Cruz appeared to suggest that the pact reflects the “views of the citizens of Paris”, which it doesn’t – it just happened to have been signed there. He tweeted:
“By joining the Paris Climate Agreement, President Biden indicates he’s more interested in the views of the citizens of Paris than in the jobs of the citizens of Pittsburgh. This agreement will do little to affect the climate and will harm the livelihoods of Americans.”
He also included a link to a longer statement in which he further condemned Biden’s decision to have the US rejoin the international pact, which he signalled in an executive order hours after becoming president.
Trump withdrew the US from the Paris Agreement, which almost every UN nation signed in 2016, on the first day of his presidency. He also moved to retract $2bn of the funding Obama pledged to help poorer countries reach their climate goals.
Each signatories’s goals and methods of achieving them are set by their own government. But the overall aim of the pact is to try to keep the earth’s temperature at no more than two degrees above pre-industrial levels.
Most countries, including the US, are not hitting the targets they laid out for themselves in an effort to stymy the effects of climate change like extreme weather and rising sea levels.
The Paris Agreement is so-called because it was agreed on by 196 different state parties (i.e. not just Parisians) near the city. France’s relative irrelevance to the pact’s formation is best explained by AOC, who tweeted:
“Nice tweet Sen. Cruz! Quick question: do you also believe the Geneva Convention was about the views of the citizens of Geneva?
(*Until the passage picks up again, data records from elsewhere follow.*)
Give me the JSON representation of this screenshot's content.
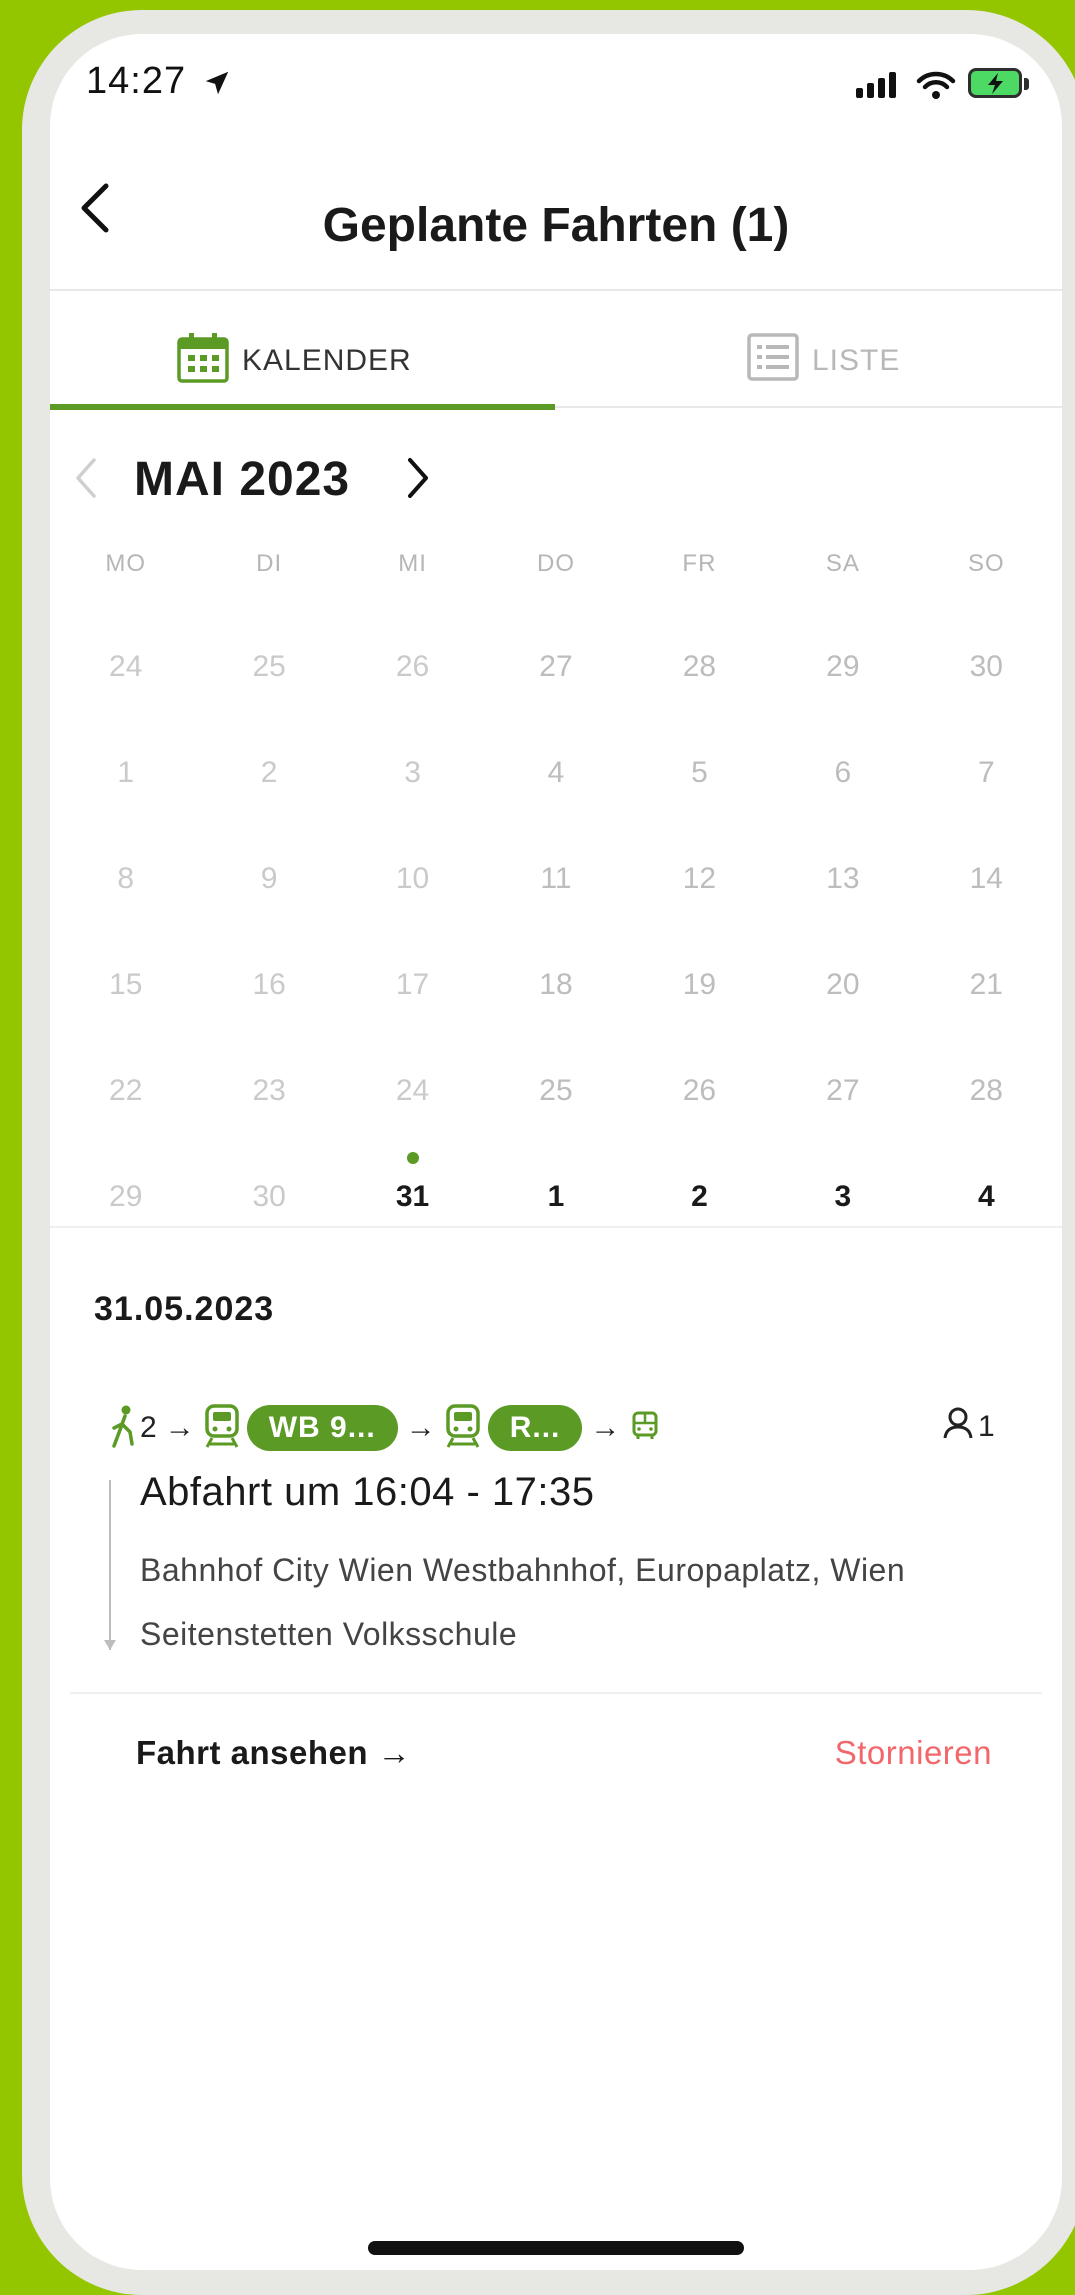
{
  "status_bar": {
    "time": "14:27"
  },
  "nav": {
    "title": "Geplante Fahrten (1)"
  },
  "tabs": [
    {
      "label": "KALENDER",
      "active": true
    },
    {
      "label": "LISTE",
      "active": false
    }
  ],
  "calendar": {
    "month_label": "MAI 2023",
    "weekdays": [
      "MO",
      "DI",
      "MI",
      "DO",
      "FR",
      "SA",
      "SO"
    ],
    "weeks": [
      [
        "24",
        "25",
        "26",
        "27",
        "28",
        "29",
        "30"
      ],
      [
        "1",
        "2",
        "3",
        "4",
        "5",
        "6",
        "7"
      ],
      [
        "8",
        "9",
        "10",
        "11",
        "12",
        "13",
        "14"
      ],
      [
        "15",
        "16",
        "17",
        "18",
        "19",
        "20",
        "21"
      ],
      [
        "22",
        "23",
        "24",
        "25",
        "26",
        "27",
        "28"
      ],
      [
        "29",
        "30",
        "31",
        "1",
        "2",
        "3",
        "4"
      ]
    ]
  },
  "trip": {
    "date": "31.05.2023",
    "walk_minutes": "2",
    "legs": [
      "WB 9...",
      "R..."
    ],
    "passengers": "1",
    "departure": "Abfahrt um 16:04 - 17:35",
    "from": "Bahnhof City Wien Westbahnhof, Europaplatz, Wien",
    "to": "Seitenstetten Volksschule",
    "view_label": "Fahrt ansehen →",
    "cancel_label": "Stornieren"
  },
  "colors": {
    "accent": "#5a9a25",
    "cancel": "#f2676a",
    "background": "#94c600"
  }
}
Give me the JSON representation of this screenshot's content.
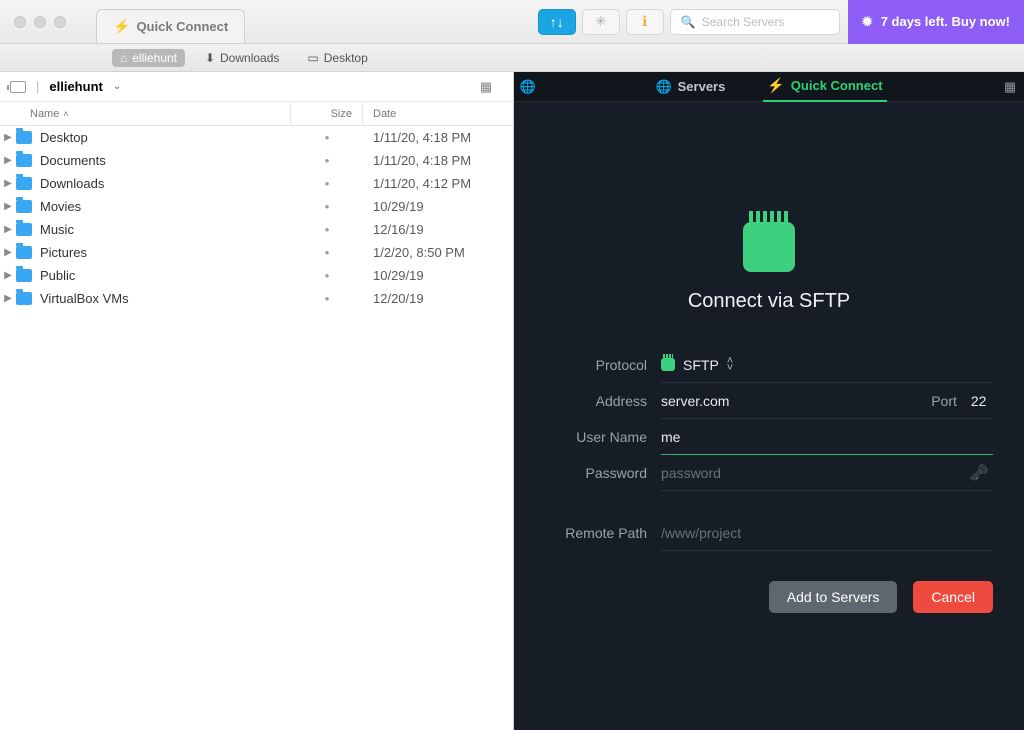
{
  "titlebar": {
    "tab_label": "Quick Connect",
    "search_placeholder": "Search Servers",
    "trial_text": "7 days left. Buy now!"
  },
  "crumbs": {
    "home": "elliehunt",
    "downloads": "Downloads",
    "desktop": "Desktop"
  },
  "local": {
    "location": "elliehunt",
    "col_name": "Name",
    "col_size": "Size",
    "col_date": "Date",
    "files": [
      {
        "name": "Desktop",
        "size": "•",
        "date": "1/11/20, 4:18 PM"
      },
      {
        "name": "Documents",
        "size": "•",
        "date": "1/11/20, 4:18 PM"
      },
      {
        "name": "Downloads",
        "size": "•",
        "date": "1/11/20, 4:12 PM"
      },
      {
        "name": "Movies",
        "size": "•",
        "date": "10/29/19"
      },
      {
        "name": "Music",
        "size": "•",
        "date": "12/16/19"
      },
      {
        "name": "Pictures",
        "size": "•",
        "date": "1/2/20, 8:50 PM"
      },
      {
        "name": "Public",
        "size": "•",
        "date": "10/29/19"
      },
      {
        "name": "VirtualBox VMs",
        "size": "•",
        "date": "12/20/19"
      }
    ]
  },
  "remote_tabs": {
    "servers": "Servers",
    "quick_connect": "Quick Connect"
  },
  "connect": {
    "title": "Connect via SFTP",
    "labels": {
      "protocol": "Protocol",
      "address": "Address",
      "port": "Port",
      "username": "User Name",
      "password": "Password",
      "remote_path": "Remote Path"
    },
    "values": {
      "protocol": "SFTP",
      "address": "server.com",
      "port": "22",
      "username": "me"
    },
    "placeholders": {
      "password": "password",
      "remote_path": "/www/project"
    },
    "buttons": {
      "add": "Add to Servers",
      "cancel": "Cancel"
    }
  }
}
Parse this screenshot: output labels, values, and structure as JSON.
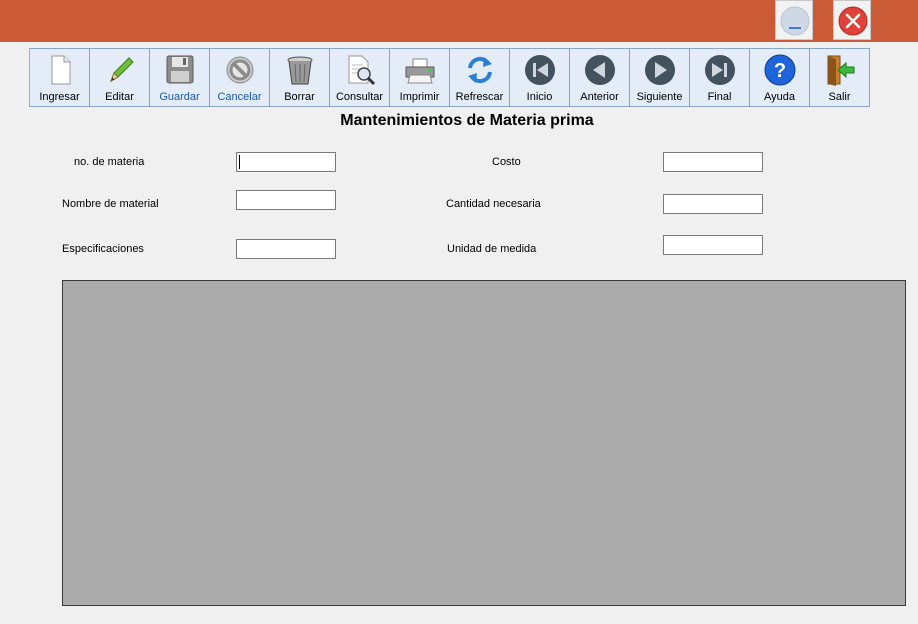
{
  "title_bar": {
    "color": "#cb5b37"
  },
  "window_controls": {
    "minimize_icon": "minimize-icon",
    "close_icon": "close-icon"
  },
  "toolbar": {
    "buttons": [
      {
        "label": "Ingresar",
        "icon": "new-document-icon"
      },
      {
        "label": "Editar",
        "icon": "pencil-icon"
      },
      {
        "label": "Guardar",
        "icon": "floppy-disk-icon",
        "enabled": false
      },
      {
        "label": "Cancelar",
        "icon": "cancel-icon",
        "enabled": false
      },
      {
        "label": "Borrar",
        "icon": "trash-icon"
      },
      {
        "label": "Consultar",
        "icon": "search-document-icon"
      },
      {
        "label": "Imprimir",
        "icon": "printer-icon"
      },
      {
        "label": "Refrescar",
        "icon": "refresh-icon"
      },
      {
        "label": "Inicio",
        "icon": "first-record-icon"
      },
      {
        "label": "Anterior",
        "icon": "previous-record-icon"
      },
      {
        "label": "Siguiente",
        "icon": "next-record-icon"
      },
      {
        "label": "Final",
        "icon": "last-record-icon"
      },
      {
        "label": "Ayuda",
        "icon": "help-icon"
      },
      {
        "label": "Salir",
        "icon": "exit-door-icon"
      }
    ]
  },
  "form": {
    "title": "Mantenimientos de Materia prima",
    "fields": {
      "no_materia": {
        "label": "no. de materia",
        "value": ""
      },
      "nombre": {
        "label": "Nombre de material",
        "value": ""
      },
      "especificaciones": {
        "label": "Especificaciones",
        "value": ""
      },
      "costo": {
        "label": "Costo",
        "value": ""
      },
      "cantidad": {
        "label": "Cantidad necesaria",
        "value": ""
      },
      "unidad": {
        "label": "Unidad de medida",
        "value": ""
      }
    }
  },
  "grid": {
    "background": "#ababab"
  }
}
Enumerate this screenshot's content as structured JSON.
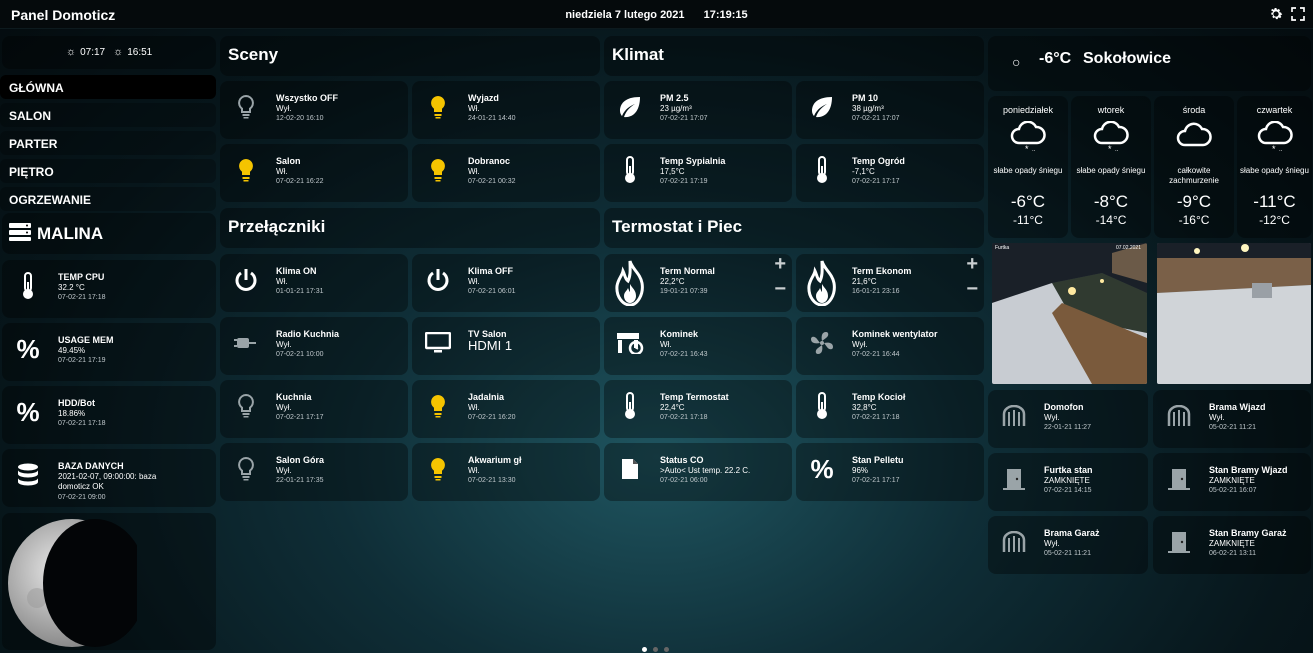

Asking for everyone who believes US Senators should be competent and not undermine our elections to incite insurrection against the United States.”
AOC wasn’t the only one to ridicule Cruz’s tweet.
People also pointed out that the Republicans actually tried to disenfranchise the people of Pittsburgh by baselessly claiming that their state of Pennsylvania engaged in mass voter fraud. during the presidential election.
So whether Cruz was truly mistaken about the Paris Agreement or was, as some suggested, just “performing stupidity” for attention, his point doesn’t hold up.